Die Ausstellung umfasst 36 Tafeln.
Da vor allem der konzeptionelle Ansatz der Ausstellung Gegenstand kontroverser Diskussionen ist, sei er hier so zitiert, wie er in der Ausstellung zu lesen ist:
„Bis heute hält sich der Mythos, in der DDR habe es keinen Antisemitismus gegeben. Die DDR sah sich als antifaschistischer Staat, der zusammen mit dem kapitalistischen System Faschismus und Antisemitismus „mit der Wurzel ausgerottet“ habe.
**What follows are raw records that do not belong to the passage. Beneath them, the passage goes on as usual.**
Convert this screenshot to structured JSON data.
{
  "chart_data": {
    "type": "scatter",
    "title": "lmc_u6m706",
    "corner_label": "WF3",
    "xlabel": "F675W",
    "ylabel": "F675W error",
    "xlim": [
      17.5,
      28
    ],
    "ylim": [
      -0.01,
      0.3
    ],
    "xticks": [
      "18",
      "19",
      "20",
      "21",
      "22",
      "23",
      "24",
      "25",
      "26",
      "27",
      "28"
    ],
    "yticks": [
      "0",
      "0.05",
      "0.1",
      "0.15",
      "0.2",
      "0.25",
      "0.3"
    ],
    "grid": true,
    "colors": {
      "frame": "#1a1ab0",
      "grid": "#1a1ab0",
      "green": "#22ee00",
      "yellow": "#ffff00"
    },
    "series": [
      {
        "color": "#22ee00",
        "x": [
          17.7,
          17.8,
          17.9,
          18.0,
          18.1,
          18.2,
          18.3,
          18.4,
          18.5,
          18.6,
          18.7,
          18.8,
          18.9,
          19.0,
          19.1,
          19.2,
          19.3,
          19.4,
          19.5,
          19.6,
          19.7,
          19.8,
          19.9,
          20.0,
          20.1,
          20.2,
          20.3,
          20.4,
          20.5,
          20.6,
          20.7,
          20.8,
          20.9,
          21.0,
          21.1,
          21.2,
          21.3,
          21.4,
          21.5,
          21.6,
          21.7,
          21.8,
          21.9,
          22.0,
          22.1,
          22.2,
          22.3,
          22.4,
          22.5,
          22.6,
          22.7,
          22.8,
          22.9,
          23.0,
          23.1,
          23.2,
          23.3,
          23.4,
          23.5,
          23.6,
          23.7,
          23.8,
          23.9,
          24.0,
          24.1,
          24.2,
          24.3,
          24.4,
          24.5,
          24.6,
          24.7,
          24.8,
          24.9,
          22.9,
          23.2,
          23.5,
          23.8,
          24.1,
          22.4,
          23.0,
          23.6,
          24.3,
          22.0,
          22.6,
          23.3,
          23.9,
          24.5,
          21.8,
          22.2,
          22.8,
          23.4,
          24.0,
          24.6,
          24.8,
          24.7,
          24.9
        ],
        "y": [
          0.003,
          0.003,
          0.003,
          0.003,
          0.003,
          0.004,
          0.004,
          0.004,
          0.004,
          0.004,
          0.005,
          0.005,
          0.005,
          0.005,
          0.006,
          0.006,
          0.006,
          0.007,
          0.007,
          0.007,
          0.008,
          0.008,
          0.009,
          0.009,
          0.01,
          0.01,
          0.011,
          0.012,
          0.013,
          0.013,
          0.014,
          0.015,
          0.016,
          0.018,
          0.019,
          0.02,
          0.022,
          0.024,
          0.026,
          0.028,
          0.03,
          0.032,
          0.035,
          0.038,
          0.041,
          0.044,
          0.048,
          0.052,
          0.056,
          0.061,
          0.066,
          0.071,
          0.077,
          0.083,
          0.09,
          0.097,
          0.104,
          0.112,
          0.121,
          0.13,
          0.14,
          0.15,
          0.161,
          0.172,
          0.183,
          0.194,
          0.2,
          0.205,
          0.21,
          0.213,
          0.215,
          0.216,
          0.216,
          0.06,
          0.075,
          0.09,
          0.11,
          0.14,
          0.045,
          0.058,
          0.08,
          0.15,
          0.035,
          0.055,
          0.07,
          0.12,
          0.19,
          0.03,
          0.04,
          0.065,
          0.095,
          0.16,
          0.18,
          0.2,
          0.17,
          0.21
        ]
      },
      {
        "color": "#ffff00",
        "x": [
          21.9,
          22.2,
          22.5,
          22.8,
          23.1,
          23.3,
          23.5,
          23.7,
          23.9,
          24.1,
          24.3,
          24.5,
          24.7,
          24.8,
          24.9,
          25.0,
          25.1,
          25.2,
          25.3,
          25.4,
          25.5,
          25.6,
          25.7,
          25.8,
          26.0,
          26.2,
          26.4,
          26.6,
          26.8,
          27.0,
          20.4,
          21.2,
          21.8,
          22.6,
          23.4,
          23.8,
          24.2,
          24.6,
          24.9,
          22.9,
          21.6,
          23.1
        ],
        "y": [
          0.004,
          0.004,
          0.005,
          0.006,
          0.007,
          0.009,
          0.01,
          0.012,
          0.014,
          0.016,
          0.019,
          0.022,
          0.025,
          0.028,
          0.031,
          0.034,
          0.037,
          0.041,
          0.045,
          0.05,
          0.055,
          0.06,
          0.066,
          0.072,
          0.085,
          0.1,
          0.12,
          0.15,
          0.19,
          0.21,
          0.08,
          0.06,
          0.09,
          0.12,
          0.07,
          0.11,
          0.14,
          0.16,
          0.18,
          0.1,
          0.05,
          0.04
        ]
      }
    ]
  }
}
Als Beleg führten die Verantwortlichen diejenigen Funktionäre an, die aus dem Exil und den Konzentrationslagern zurückgekehrt waren und nun an der Spitze des Staates standen; sie verwiesen auf die zahlreichen Prozesse gegen Kriegsverbrecher und auf die antifaschistische Erziehung der Kinder und Jugendlichen. Antisemitismus galt in der DDR als Erscheinung der Vergangenheit, als Verschleierungspraxis der Kapitalisten, mit der die ausgebeuteten Arbeiter davon abgehalten werden sollten, ihre wahren Feinde zu erkennen. Den Begriff Nationalsozialismus lehnte die DDR ab, da er den Sozialismus in Verruf brachte. Hinter der allgemeinen Verwendung des Wortes Faschismus verschwanden jedoch die Besonderheiten des deutschen Nationalsozialismus – insbesondere der Antisemitismus und der Massenmord an den Juden, aber auch der rassistische, totalitäre und expansionistische Charakter des NS-Systems.
Seine Bürgerinnen und Bürger hatte der Staat allesamt zu Antifaschisten und zu „Siegern der Geschichte“ erklärt. Demzufolge sah man keinen Grund, sich mit dem Erbe des Nationalsozialismus und des Antisemitismus in den Köpfen der Menschen auseinander zu setzen. Eine bis heute andauernde und schwer aufzulösende Verdrängung war die Folge, die Auswirkungen auf die DDR-Gegenwart hatte – auf die Erinnerung an die früheren jüdischen Nachbarn und deren Ermordung, auf die Entschädigung der Überlebenden und auf das Verhältnis zu Israel und zu jenem Terrorismus, der den jüdischen Staat seit seiner Gründung bedrohte.
In vielen Städten und Gemeinden in den neuen Bundesländern ist die Geschichte der jüdischen Opfer bis heute nicht bekannt: Häufig gibt es keine öffentliche Erinnerung an den Ort der Synagoge oder des jüdischen Friedhofs; es gibt kein Wissen über die Geschichte vor und nach 1945. Deshalb setzt sich die Amadeu Antonio Stiftung dafür ein, dass vor Ort über die lokale Geschichte des Antisemitismus gesprochen wird. Hierzu soll diese Ausstellung einen Beitrag leisten.“

In der Einladung zur Ausstellungseröffnung heißt es ähnlich:
„Oft wird darüber diskutiert, woher der Rechtsextremismus in den neuen Bundesländern kommt. Erklärungen suchen Politik und Wissenschaft meist in sozialen Kontexten. Außer Acht gelassen wird jedoch häufig ein anderer Aspekt: Auch der Osten Deutschlands war Teil des nationalsozialistischen Täterlandes. Somit hatte auch die DDR sich mit seinem Erbe auseinander zu setzen. Der Staat aber erklärte die Bevölkerung zu einem Volk von Antifaschisten. Auch in den Familien und Gemeinden fand in der Regel keine Auseinandersetzung mit der Vergangenheit statt. So blieb der Bodensatz des Antisemitismus unangetastet. Doch bis heute hält sich der Mythos, es hätte in der DDR keinen Antisemitismus gegeben.“
In Medienbeiträgen (oft schon in den Überschriften)  tauchten die Begriffe „Mythos“ und „Bodensatz“ von Antisemitismus in der DDR besonders häufig auf – und werden gegensätzlich bewertet.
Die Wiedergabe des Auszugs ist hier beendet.